Don't bother with special clothing at this stage; you don't really need it. That comes later, if you want the "look".
Do remember the immense benefits of running which can be amazing - physically and mentally. Always good to bear this in mind if you're feeling discouraged.
Do you need to talk to your Doctor? Only you will know the answer to this but might be worth having a general health check at the same time - blood pressure, cholesterol etc.
Don't run too fast. I fell into this trap and I think it is quite common. I felt I had something to prove but just put this aside in your mind. To get the pace right, you shouldn't be completely out of breath. Instead you should be able to say a sentence at a time and maybe have a quick blast for a short while once or twice on a run.
Don't feel you have to run all the time. If you are completely new to running or not in good shape, there is nothing wrong in starting out with a walk, then a jog for a few minutes, then walking again and then a gentle run for a minute or so before finishing with a walk. Gradually increase the distances and times you spend running.

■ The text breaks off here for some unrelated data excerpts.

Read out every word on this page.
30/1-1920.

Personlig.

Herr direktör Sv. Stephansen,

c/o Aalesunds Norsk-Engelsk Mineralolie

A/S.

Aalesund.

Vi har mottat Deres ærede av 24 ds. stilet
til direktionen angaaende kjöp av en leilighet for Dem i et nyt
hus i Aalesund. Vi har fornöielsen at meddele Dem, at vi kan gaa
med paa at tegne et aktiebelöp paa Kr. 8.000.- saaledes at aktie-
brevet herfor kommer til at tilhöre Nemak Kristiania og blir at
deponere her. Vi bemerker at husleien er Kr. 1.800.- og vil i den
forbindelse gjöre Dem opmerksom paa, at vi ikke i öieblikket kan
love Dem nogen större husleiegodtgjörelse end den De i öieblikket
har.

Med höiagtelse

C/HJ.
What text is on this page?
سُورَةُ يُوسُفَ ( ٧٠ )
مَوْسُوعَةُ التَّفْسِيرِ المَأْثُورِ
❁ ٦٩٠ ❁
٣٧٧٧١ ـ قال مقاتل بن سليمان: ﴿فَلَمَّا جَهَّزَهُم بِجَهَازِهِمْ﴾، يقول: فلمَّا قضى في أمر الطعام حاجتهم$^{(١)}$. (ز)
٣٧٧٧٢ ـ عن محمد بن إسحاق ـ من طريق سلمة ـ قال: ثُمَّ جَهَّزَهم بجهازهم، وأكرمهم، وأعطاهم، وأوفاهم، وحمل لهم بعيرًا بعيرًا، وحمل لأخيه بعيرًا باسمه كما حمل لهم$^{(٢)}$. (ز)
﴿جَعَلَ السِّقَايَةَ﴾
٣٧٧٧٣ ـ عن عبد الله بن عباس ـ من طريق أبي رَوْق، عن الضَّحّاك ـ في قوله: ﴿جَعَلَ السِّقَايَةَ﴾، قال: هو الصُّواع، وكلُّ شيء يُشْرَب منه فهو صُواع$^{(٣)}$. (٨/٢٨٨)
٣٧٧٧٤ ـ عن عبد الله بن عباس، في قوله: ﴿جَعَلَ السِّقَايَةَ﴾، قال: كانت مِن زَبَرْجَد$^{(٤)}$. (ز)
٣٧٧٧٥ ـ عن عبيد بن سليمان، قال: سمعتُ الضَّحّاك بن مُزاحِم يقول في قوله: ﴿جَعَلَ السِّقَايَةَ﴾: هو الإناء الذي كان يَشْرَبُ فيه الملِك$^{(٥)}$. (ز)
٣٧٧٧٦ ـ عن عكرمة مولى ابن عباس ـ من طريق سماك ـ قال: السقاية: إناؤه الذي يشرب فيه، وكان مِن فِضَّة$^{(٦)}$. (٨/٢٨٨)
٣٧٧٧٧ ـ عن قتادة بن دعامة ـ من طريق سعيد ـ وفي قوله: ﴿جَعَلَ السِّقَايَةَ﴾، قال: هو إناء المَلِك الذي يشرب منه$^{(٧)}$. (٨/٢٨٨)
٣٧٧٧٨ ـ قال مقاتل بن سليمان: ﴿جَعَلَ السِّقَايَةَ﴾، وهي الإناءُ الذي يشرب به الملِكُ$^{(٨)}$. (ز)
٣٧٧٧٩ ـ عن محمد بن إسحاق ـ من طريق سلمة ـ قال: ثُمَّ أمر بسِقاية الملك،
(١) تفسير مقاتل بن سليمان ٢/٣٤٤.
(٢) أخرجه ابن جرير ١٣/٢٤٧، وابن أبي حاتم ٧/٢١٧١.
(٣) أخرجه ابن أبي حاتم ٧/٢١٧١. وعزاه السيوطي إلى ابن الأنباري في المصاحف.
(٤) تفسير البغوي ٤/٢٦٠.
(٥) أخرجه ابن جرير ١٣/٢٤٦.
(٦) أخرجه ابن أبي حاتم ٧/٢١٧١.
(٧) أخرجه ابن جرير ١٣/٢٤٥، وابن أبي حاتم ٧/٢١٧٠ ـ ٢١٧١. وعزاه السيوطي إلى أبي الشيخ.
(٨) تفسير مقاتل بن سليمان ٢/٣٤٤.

Don't take a water bottle as I don't think you need this, especially when starting out. Instead have a drink beforehand and when you get back. It is like carrying a sign which says "New Runner". Even on my regular 7.5 mile runs I never think of taking a water bottle. Don't worry about sports drinks either. I don't believe you need these, unless you're covering long distances and need refuelling.

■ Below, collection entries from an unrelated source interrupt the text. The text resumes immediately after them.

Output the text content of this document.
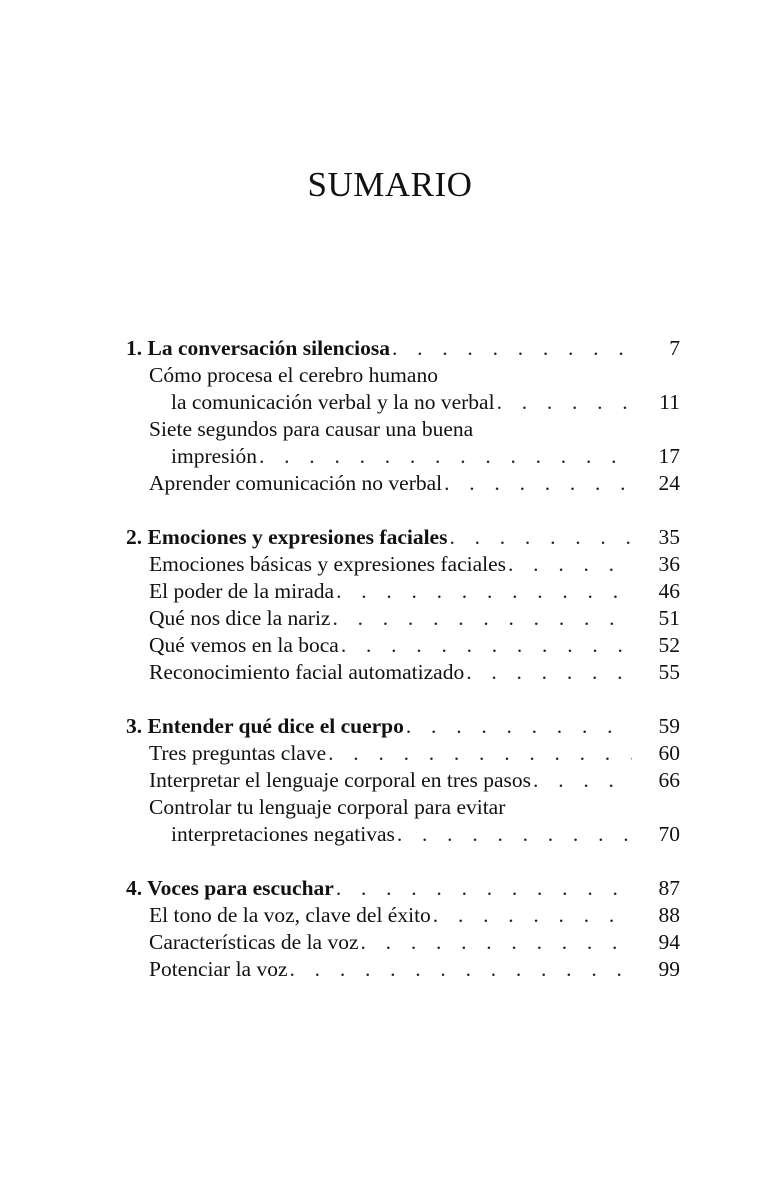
SUMARIO
1. La conversación silenciosa . . .	7
Cómo procesa el cerebro humano
la comunicación verbal y la no verbal . . .	11
Siete segundos para causar una buena
impresión . . .	17
Aprender comunicación no verbal . . .	24
2. Emociones y expresiones faciales . . .	35
Emociones básicas y expresiones faciales . . .	36
El poder de la mirada . . .	46
Qué nos dice la nariz . . .	51
Qué vemos en la boca . . .	52
Reconocimiento facial automatizado . . .	55
3. Entender qué dice el cuerpo . . .	59
Tres preguntas clave . . .	60
Interpretar el lenguaje corporal en tres pasos . . .	66
Controlar tu lenguaje corporal para evitar
interpretaciones negativas . . .	70
4. Voces para escuchar . . .	87
El tono de la voz, clave del éxito . . .	88
Características de la voz . . .	94
Potenciar la voz . . .	99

Do rest between runs - maybe go out 3 or 4 times a week, giving your joints and muscles a chance to become used to what you are asking them to do. Try running every other day, this suited me in my early days. Don't be discouraged if your legs feel a bit achy the following day: this is normal and a sign of your body repairing itself and becoming stronger. Just make sure you build up gradually and (this is really important) you don't over do it!

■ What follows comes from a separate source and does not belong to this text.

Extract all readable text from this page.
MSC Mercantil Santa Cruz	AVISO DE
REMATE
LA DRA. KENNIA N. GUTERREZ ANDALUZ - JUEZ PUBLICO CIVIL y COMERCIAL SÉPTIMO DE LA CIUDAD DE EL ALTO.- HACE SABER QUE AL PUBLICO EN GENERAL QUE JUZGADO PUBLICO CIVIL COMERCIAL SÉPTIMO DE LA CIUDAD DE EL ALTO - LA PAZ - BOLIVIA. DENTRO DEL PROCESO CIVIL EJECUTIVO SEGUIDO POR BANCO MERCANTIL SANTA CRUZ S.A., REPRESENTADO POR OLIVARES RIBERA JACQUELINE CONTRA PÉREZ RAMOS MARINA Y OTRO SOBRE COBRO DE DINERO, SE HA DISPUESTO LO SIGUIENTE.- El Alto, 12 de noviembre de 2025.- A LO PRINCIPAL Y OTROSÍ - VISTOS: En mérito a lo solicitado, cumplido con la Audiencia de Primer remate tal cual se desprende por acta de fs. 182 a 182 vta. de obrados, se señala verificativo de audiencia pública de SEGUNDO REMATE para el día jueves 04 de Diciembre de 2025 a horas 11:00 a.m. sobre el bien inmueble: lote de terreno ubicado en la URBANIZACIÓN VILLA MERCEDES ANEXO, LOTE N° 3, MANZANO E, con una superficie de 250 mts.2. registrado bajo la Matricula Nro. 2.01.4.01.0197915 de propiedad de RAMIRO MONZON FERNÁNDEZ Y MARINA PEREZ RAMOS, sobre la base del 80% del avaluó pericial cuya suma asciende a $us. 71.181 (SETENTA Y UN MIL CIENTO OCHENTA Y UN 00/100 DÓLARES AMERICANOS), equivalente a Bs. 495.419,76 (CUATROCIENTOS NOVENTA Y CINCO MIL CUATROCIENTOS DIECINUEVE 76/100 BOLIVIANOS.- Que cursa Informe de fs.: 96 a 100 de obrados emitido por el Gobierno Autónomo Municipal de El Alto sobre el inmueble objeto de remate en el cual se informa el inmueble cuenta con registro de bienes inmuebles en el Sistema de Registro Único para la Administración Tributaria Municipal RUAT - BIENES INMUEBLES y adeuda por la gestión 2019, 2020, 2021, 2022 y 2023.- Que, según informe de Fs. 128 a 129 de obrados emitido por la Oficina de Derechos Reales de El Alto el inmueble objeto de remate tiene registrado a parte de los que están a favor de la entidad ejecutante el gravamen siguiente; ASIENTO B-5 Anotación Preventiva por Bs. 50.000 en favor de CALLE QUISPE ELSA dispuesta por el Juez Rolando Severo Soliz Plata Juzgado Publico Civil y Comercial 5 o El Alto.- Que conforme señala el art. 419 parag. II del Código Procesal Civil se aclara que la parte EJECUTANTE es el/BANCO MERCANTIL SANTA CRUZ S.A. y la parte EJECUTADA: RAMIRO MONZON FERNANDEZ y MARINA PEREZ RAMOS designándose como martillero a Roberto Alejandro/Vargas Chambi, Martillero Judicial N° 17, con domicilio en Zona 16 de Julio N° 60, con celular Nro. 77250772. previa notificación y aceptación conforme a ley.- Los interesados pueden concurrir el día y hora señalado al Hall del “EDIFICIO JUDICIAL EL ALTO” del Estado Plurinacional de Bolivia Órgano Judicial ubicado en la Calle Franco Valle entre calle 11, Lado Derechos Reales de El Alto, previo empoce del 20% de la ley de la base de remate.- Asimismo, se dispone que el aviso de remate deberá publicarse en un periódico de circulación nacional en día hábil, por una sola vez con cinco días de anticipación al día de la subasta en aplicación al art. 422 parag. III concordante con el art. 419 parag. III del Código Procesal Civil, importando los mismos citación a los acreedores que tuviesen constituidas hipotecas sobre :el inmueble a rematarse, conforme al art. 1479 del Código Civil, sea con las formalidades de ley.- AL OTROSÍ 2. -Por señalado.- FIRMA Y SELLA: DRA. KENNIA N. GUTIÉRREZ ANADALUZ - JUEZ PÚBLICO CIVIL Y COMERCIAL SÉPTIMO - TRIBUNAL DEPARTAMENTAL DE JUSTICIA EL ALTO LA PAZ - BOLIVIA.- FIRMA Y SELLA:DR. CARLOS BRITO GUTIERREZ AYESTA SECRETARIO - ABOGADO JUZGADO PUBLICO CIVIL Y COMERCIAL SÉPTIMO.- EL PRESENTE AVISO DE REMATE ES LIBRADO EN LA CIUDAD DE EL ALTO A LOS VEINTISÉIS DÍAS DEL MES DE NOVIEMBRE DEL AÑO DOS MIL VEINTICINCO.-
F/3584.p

Do plan your routes starting off with maybe half a mile and no more. Gradually expand your range but avoid hills if you can at this stage (hills become welcome feature later!). I valued running on something softer than concrete when my joints were getting used to the new strains. Depending on where you live, try running on some grass, a beach or a dirt/gravel or a woodland trail, you'll find this less punishing. Be careful if the ground is rough or bumpy.